Wipro CEO: Enterprise AI Spending Remains Strong As Customers Demand Measurable Results
Wipro CEO Srinivas Pallia says enterprise technology spending remains resilient across AI, cloud and cybersecurity, but customers are demanding clear business outcomes.
Speaking during Wipro's first-quarter FY27 earnings call, Wipro CEO Srinivas Pallia said enterprise technology spending remains resilient across AI, cloud, cybersecurity, data and modernization initiatives. However, customers are applying greater discipline to investment decisions, resulting in longer deal cycles and higher expectations around operational impact.
"AI disruption is expanding the market, not shrinking it," Pallia said. "Technology investments have not slowed. They have become more focused."
He added that enterprises are evaluating AI initiatives through the lens of net productivity, requiring a much tighter linkage between technology investments and business outcomes.
"Our clients are looking beyond technology modernization alone," Pallia said. "The focus is clearly moving toward AI-enabled operating models that improve service quality, reduce operational complexity, strengthen resilience and unlock sustainable productivity gains."
He pointed to two large deals that illustrate the changing nature of enterprise demand.
A leading global animal health-care provider selected Wipro to modernize and manage digital operations across its global network of hospitals and clinics using Wipro Intelligence. The engagement combines predictive issue prevention and AI-powered service operations to create a more autonomous technology environment supporting clinical teams, employees and customer-facing operations.
Separately, a European specialty chemicals company chose Wipro to transform its application landscape using AI-led capabilities through WINGS, part of Wipro Intelligence. The engagement includes AI-powered application operations, automation and a digital command center designed to improve service quality, increase productivity and reduce operating costs.
Pallia said these engagements demonstrate how customers are embedding AI into core operating models rather than deploying it as an isolated technology layer.
Wipro Pushes AI Strategy Into Execution
Pallia also provided an update on Wipro’s AI strategy following the launch of its AI Business and Platform Unit last quarter.
The company has moved from strategy to execution, he said, building multi-AI-powered industry platforms, developing AI-native business models, and expanding partnerships across its AI ecosystem while strengthening leadership for the next phase of AI-led growth.

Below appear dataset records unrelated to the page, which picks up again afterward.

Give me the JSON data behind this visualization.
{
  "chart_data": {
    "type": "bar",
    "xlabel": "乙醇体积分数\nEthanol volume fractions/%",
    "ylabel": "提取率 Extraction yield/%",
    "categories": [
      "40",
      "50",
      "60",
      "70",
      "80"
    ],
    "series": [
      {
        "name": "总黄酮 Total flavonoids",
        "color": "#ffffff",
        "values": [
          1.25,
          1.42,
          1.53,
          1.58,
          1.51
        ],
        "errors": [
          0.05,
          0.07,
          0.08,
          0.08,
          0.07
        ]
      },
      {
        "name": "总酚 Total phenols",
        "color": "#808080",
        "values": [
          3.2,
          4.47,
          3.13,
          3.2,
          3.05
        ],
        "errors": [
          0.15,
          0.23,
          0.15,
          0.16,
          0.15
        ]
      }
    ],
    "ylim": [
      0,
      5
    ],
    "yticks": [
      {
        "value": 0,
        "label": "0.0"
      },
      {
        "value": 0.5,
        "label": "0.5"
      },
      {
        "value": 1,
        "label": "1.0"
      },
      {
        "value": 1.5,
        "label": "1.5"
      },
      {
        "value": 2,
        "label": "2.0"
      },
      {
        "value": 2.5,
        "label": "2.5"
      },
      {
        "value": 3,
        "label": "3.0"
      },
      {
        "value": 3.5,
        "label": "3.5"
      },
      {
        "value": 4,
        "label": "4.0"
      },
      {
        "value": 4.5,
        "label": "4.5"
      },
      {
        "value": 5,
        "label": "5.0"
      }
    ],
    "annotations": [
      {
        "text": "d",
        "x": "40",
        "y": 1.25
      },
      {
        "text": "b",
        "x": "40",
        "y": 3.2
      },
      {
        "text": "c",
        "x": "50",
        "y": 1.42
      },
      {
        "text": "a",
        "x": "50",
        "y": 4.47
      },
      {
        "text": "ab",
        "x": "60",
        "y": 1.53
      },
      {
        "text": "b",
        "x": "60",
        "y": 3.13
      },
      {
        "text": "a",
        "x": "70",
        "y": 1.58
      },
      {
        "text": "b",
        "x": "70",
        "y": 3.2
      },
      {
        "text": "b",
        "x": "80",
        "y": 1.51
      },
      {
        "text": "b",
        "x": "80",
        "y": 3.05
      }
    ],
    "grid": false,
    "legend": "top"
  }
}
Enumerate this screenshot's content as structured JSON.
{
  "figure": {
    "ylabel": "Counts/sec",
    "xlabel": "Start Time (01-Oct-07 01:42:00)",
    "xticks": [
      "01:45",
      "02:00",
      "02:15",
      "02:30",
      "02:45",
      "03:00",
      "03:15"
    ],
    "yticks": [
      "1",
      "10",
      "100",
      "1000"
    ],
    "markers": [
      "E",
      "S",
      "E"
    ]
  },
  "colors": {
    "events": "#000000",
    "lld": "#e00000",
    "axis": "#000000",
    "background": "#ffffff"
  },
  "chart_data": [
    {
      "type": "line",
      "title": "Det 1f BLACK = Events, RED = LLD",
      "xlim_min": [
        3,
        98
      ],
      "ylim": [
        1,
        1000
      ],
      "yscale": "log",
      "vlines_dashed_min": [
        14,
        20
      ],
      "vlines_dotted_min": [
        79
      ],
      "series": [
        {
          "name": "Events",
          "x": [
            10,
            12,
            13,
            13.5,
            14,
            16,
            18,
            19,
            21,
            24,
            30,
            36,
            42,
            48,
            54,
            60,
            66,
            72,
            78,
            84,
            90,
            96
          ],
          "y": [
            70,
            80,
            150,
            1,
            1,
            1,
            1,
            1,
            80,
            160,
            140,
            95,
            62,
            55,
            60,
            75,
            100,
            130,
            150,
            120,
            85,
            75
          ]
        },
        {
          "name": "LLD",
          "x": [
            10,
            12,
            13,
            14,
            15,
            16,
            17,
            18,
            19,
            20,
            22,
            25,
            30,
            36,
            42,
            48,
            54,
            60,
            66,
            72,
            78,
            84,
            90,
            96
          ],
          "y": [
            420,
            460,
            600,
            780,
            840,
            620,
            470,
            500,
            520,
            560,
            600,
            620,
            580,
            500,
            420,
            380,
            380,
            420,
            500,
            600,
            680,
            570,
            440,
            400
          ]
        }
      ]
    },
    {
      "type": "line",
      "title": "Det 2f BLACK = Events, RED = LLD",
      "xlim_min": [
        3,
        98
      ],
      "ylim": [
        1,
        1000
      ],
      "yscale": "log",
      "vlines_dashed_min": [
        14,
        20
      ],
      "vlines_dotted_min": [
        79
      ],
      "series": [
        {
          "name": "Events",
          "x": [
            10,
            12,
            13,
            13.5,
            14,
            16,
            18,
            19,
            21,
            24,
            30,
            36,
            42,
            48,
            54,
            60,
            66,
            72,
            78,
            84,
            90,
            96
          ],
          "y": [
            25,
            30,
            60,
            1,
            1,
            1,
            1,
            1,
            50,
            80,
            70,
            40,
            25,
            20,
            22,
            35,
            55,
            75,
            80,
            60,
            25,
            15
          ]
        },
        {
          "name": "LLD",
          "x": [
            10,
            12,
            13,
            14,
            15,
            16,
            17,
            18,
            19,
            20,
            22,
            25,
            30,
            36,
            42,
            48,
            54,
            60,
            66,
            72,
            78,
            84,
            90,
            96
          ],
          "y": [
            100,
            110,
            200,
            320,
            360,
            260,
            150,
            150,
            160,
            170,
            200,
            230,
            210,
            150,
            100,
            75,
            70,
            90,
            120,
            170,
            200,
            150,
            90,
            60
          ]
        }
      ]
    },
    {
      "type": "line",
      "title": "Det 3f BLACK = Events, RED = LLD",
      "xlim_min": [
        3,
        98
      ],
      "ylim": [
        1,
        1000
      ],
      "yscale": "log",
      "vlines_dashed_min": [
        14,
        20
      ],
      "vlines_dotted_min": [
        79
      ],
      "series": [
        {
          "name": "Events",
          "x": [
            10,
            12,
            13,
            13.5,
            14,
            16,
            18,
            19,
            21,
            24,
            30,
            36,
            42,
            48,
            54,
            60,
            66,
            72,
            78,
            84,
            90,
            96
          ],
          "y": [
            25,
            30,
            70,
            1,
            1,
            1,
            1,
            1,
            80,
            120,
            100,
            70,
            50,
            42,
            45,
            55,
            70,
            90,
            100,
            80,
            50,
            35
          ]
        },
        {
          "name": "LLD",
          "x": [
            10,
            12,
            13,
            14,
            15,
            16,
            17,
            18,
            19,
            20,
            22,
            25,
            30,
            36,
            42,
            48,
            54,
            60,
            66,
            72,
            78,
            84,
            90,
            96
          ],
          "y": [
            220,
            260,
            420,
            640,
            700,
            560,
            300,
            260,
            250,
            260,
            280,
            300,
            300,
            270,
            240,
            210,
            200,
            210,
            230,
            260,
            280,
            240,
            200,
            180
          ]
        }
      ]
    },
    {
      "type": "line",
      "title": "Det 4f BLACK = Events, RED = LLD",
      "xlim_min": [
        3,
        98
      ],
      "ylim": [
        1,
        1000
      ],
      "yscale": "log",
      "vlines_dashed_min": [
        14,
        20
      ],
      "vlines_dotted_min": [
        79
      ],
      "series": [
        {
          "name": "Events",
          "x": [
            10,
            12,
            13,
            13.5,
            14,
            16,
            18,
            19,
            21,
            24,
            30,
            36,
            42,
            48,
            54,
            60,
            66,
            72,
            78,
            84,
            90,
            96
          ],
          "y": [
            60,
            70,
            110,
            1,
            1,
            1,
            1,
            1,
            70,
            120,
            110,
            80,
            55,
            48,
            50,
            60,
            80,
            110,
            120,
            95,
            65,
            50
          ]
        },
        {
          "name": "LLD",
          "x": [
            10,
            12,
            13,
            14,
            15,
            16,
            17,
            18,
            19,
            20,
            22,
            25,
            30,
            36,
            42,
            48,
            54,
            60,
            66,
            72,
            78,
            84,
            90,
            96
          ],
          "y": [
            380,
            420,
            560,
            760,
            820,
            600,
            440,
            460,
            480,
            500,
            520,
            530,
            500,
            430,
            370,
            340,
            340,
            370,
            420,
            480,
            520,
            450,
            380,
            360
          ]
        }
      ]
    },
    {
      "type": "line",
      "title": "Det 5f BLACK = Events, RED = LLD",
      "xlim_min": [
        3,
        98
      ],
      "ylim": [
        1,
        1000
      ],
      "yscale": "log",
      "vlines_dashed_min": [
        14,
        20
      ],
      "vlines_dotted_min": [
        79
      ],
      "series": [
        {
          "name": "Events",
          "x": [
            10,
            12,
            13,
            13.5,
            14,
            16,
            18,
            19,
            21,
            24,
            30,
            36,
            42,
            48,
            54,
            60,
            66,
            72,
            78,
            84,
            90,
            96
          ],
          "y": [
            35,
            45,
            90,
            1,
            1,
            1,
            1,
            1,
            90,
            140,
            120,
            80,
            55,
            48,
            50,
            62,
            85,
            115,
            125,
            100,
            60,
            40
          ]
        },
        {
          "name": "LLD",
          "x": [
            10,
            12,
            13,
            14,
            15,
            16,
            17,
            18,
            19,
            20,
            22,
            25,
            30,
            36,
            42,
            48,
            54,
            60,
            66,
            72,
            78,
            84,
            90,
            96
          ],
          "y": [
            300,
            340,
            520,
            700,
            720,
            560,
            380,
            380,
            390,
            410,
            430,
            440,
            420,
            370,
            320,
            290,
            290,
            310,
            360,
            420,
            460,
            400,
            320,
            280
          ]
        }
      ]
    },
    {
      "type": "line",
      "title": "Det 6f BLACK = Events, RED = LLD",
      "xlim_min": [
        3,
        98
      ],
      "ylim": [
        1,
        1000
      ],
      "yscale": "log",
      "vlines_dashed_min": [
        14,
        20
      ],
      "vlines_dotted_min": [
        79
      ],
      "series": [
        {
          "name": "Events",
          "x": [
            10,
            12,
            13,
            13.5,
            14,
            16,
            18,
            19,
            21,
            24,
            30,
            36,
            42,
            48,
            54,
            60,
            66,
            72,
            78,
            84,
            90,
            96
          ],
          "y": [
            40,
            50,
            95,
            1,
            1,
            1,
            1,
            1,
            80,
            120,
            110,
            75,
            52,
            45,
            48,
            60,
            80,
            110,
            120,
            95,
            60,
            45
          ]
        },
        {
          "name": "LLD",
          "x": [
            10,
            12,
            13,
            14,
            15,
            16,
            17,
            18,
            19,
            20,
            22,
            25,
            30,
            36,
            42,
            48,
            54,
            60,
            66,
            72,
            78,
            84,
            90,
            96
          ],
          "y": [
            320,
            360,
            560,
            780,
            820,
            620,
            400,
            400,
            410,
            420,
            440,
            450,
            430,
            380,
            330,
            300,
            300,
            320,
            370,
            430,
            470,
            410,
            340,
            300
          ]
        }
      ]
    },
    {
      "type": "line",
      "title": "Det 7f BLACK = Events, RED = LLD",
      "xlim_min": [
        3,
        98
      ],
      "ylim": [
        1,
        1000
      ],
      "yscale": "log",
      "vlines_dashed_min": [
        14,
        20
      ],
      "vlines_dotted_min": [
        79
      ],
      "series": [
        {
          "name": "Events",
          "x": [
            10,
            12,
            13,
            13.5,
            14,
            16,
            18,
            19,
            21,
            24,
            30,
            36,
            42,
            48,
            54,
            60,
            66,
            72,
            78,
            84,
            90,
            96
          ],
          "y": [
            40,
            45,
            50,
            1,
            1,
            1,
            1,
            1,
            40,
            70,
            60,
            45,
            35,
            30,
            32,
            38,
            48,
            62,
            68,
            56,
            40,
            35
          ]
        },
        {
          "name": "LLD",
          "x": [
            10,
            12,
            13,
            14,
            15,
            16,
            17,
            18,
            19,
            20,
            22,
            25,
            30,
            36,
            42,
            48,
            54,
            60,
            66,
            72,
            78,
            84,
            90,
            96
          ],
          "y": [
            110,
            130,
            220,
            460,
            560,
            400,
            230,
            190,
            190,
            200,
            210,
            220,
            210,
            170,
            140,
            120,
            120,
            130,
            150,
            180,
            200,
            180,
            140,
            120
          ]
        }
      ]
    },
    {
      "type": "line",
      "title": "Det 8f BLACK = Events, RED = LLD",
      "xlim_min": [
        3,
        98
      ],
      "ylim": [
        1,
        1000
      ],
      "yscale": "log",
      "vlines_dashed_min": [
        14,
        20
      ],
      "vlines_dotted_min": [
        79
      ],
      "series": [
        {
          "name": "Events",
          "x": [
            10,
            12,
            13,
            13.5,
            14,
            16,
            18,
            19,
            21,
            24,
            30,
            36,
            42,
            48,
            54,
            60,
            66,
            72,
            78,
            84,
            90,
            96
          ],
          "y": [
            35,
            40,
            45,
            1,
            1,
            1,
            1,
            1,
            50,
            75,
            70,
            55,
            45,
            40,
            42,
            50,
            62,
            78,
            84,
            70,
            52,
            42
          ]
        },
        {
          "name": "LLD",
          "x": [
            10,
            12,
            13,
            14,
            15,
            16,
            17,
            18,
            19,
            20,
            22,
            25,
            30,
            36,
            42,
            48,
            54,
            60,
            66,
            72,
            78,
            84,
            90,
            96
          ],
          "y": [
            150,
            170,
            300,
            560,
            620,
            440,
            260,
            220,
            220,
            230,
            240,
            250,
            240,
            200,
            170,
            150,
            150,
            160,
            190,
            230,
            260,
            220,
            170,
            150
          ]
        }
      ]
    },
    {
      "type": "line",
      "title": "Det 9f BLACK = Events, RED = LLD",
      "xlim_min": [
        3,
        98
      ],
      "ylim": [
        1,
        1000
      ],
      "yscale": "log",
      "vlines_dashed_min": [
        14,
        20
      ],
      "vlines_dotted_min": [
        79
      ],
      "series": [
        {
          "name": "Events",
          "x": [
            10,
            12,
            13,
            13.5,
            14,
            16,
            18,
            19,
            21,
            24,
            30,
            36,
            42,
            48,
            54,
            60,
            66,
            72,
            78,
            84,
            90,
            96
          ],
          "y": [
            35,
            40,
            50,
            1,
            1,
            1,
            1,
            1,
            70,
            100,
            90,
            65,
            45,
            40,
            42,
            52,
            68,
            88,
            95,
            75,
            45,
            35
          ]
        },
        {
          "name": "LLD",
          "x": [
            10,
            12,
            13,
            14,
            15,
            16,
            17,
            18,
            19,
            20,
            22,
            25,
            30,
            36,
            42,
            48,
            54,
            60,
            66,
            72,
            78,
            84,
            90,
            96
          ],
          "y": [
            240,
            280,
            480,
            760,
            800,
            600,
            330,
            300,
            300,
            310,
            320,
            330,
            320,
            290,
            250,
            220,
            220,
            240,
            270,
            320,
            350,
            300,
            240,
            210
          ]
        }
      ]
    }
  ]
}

During the quarter, Wipro completed the acquisition of Mindsprint and began integrating the business while pursuing new opportunities in the food and agriculture sector through its relationship with Olam Group.
The company also expanded its AI capabilities with an Applied AI Center of Excellence powered by Anthropic cloud models and received industry recognition through Capco, its BFSI consulting business, at the OpenAI Partner Summit, while Wipro's U.K. AI Lab won the OpenAI Codex Hackathon for an AI-powered banking solution.
Pallia highlighted several production AI deployments that reflect how enterprise adoption is moving beyond pilots.
For a health-care client, Wipro deployed a multi-agent AI system that reduced provider enrollment processing time by up to 70 percent while automating up to 90 percent of manual effort. For a global industrial manufacturer, the company is redesigning finance and procurement operations using its WINGS platform, combining agentic AI, intelligent orchestration, and real-time analytics to create a highly automated operating model.
Collectively, Pallia said these engagements demonstrate Wipro’s ability to support enterprises from AI strategy and advisory through industry-specific implementation.
Large-Deal Momentum Holds Despite Selective Spending
While customer spending remains measured, Pallia said Wipro continues to see healthy engagement across industries and geographies.
“Our pipeline remains healthy,” he said. “We remain focused on executing our consulting-led, AI-powered strategy to help clients reimagine and redesign their enterprises around intelligence.”
The company reported total bookings of $3.37 billion during the quarter, including $1.63 billion in large-deal bookings across 13 large deals.
Regionally, the Americas remained soft both sequentially and year over year, although Wipro continues to see momentum in technology, communications and consumer sectors, with the BFSI segment showing improving momentum heading into the second quarter.
Europe delivered year-over-year growth led by BFSI, technology and communications, while APMEA grew both sequentially and year over year, supported by demand from the BFSI and consumer sectors. Pallia said Wipro continues to see a healthy pipeline across Europe, particularly in the U.K. and Nordic markets.